Bolsonaro-Anhänger werfen Lula vor, das Oberste Gericht mit ihm wohl­gesinnten Richtern zu besetzen.

Bolsonaro-Anhänger werfen Lula nun vor, das Oberste Gericht mit ihm wohl­gesinnten Richtern zu besetzen. Aber nicht nur Rechte und Gegner des Präsidenten kritisieren die Ernennung Zanins. Auch manche Linke – und Mitglieder der Regierung – haben Vorbehalte, denn die politischen Positionen Zanins gelten als ziemlich undurchsichtig. Wie er künftig bei kritischen Themen wie Arbeitsrecht und Steuerrecht entscheiden wird, ist nicht absehbar. Allerdings sagte Zanin, er werde sich für Pressefreiheit und LGBT-Rechte einsetzen.

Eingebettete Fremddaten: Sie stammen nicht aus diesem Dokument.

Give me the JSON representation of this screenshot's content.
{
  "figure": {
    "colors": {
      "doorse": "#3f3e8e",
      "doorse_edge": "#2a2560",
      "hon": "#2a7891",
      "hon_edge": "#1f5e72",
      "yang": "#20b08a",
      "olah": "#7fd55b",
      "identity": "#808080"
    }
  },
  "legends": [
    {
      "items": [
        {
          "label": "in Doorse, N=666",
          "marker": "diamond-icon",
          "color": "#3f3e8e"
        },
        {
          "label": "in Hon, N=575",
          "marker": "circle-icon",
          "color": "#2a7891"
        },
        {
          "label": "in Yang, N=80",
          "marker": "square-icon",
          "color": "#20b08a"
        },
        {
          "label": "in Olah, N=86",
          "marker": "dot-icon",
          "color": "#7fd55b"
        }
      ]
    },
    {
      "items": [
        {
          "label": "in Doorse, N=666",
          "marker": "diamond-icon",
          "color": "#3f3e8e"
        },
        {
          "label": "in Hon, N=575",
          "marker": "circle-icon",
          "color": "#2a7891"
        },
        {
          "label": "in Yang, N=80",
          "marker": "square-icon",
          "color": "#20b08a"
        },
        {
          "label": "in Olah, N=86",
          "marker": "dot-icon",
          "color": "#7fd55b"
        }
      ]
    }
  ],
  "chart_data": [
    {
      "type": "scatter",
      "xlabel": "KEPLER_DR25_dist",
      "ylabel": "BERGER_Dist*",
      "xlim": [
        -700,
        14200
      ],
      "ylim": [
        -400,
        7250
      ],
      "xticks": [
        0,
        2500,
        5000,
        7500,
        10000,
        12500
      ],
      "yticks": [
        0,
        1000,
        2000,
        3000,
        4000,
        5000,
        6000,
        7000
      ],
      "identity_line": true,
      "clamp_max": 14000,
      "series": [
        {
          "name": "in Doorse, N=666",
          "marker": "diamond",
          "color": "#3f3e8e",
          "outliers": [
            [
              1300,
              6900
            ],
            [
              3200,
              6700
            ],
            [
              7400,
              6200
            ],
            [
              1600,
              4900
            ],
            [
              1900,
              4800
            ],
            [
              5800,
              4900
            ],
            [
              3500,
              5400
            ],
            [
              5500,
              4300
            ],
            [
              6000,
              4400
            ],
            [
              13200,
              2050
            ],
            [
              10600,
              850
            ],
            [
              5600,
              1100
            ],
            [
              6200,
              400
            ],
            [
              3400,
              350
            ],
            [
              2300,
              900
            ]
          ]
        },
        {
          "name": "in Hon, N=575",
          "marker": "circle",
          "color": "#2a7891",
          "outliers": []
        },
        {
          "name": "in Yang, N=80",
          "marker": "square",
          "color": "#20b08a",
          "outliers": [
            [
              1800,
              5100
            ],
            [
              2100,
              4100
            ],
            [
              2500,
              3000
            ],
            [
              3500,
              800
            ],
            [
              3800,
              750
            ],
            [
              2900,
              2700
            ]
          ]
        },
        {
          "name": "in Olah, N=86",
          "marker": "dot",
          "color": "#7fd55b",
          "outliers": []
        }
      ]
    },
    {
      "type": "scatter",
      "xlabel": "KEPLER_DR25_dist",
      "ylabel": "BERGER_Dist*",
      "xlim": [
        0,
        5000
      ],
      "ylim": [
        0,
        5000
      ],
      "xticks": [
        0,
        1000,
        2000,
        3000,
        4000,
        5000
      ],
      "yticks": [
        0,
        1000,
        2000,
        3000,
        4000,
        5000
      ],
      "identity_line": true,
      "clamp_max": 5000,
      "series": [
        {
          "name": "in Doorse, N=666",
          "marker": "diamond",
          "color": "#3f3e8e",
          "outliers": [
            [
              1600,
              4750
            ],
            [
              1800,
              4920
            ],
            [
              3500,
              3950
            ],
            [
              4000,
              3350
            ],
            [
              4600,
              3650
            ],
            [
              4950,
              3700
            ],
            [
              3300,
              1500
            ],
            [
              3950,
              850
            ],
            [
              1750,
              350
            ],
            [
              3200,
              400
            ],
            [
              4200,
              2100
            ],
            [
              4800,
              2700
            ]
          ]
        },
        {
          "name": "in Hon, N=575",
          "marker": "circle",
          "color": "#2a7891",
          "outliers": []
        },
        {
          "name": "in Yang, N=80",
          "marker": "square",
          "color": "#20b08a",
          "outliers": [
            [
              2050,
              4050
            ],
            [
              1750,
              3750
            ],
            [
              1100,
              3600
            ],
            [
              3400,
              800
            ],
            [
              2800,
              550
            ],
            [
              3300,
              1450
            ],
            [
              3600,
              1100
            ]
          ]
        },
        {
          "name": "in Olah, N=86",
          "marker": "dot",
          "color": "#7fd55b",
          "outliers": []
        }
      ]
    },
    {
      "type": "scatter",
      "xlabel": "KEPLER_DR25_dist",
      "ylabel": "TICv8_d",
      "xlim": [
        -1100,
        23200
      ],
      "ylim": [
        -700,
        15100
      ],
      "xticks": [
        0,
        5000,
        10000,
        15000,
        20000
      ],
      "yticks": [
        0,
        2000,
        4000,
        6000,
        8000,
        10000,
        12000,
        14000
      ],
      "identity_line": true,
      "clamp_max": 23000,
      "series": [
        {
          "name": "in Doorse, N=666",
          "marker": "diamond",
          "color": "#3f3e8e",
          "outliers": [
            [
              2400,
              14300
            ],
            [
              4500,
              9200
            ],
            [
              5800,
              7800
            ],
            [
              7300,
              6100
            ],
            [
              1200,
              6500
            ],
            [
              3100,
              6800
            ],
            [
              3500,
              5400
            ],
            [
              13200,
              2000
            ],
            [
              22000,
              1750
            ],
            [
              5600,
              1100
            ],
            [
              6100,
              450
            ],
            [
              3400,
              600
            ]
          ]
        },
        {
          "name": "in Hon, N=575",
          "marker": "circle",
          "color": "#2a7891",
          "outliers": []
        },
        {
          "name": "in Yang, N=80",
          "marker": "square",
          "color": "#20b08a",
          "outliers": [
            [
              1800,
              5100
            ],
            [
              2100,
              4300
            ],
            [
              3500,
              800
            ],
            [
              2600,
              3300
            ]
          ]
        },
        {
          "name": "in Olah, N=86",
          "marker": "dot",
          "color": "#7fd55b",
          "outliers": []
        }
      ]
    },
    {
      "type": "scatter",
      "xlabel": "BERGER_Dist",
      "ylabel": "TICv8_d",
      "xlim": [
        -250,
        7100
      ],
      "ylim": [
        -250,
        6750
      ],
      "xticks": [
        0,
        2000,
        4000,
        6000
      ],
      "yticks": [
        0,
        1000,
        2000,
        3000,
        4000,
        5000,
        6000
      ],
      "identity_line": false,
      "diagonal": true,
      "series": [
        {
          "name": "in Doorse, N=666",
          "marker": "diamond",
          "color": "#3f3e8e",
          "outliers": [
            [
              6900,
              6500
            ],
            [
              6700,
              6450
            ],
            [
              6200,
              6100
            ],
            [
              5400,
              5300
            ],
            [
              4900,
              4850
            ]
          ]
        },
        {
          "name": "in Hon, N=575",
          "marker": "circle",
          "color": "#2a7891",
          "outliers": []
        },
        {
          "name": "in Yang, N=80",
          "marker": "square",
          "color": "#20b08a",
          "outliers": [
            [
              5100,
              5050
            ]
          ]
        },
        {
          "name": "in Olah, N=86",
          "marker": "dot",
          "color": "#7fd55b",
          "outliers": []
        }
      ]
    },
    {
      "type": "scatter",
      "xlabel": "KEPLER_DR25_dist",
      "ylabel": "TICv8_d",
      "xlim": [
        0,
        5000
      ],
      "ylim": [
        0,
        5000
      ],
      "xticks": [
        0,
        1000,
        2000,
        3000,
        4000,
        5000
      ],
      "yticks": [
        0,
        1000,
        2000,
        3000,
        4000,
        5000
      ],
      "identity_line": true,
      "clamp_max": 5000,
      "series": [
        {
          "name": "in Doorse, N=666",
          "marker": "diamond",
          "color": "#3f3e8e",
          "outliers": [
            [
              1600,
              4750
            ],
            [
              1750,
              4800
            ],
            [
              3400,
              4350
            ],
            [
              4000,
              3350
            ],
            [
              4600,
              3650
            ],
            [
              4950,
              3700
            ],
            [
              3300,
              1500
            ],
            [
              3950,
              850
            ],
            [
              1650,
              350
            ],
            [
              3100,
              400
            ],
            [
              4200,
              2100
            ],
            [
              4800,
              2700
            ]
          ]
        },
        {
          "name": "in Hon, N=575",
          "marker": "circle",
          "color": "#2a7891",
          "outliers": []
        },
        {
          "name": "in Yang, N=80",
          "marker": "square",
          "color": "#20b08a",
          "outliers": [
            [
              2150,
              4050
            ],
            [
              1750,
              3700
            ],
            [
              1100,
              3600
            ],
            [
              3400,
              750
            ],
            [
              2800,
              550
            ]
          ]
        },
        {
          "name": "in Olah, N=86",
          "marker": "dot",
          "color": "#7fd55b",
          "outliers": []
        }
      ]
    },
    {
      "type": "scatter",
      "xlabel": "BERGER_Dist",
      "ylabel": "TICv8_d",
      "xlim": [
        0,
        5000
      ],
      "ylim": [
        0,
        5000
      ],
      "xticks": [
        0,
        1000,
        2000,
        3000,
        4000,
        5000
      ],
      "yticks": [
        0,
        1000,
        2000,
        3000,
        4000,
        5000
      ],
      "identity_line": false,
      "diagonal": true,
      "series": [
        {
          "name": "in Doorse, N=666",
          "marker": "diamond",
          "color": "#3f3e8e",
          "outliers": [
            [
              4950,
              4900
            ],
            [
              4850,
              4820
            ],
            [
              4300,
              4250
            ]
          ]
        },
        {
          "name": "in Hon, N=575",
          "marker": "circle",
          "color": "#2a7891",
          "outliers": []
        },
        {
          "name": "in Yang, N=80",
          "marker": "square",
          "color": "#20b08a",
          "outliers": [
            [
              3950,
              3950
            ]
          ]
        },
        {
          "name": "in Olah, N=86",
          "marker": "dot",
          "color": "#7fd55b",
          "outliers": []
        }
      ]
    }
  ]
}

Der brasilianische Rechtsprofessor Wallace Corbo hält Zanin für einen Glücksgriff. Er habe mit der schwierigen Verteidigung Lulas seine juristischen Kenntnisse unter Beweis gestellt. Nun sei er einer der bekanntesten Anwälte des Landes und es gebe »keine Tatsache, die ihn diskreditiert«.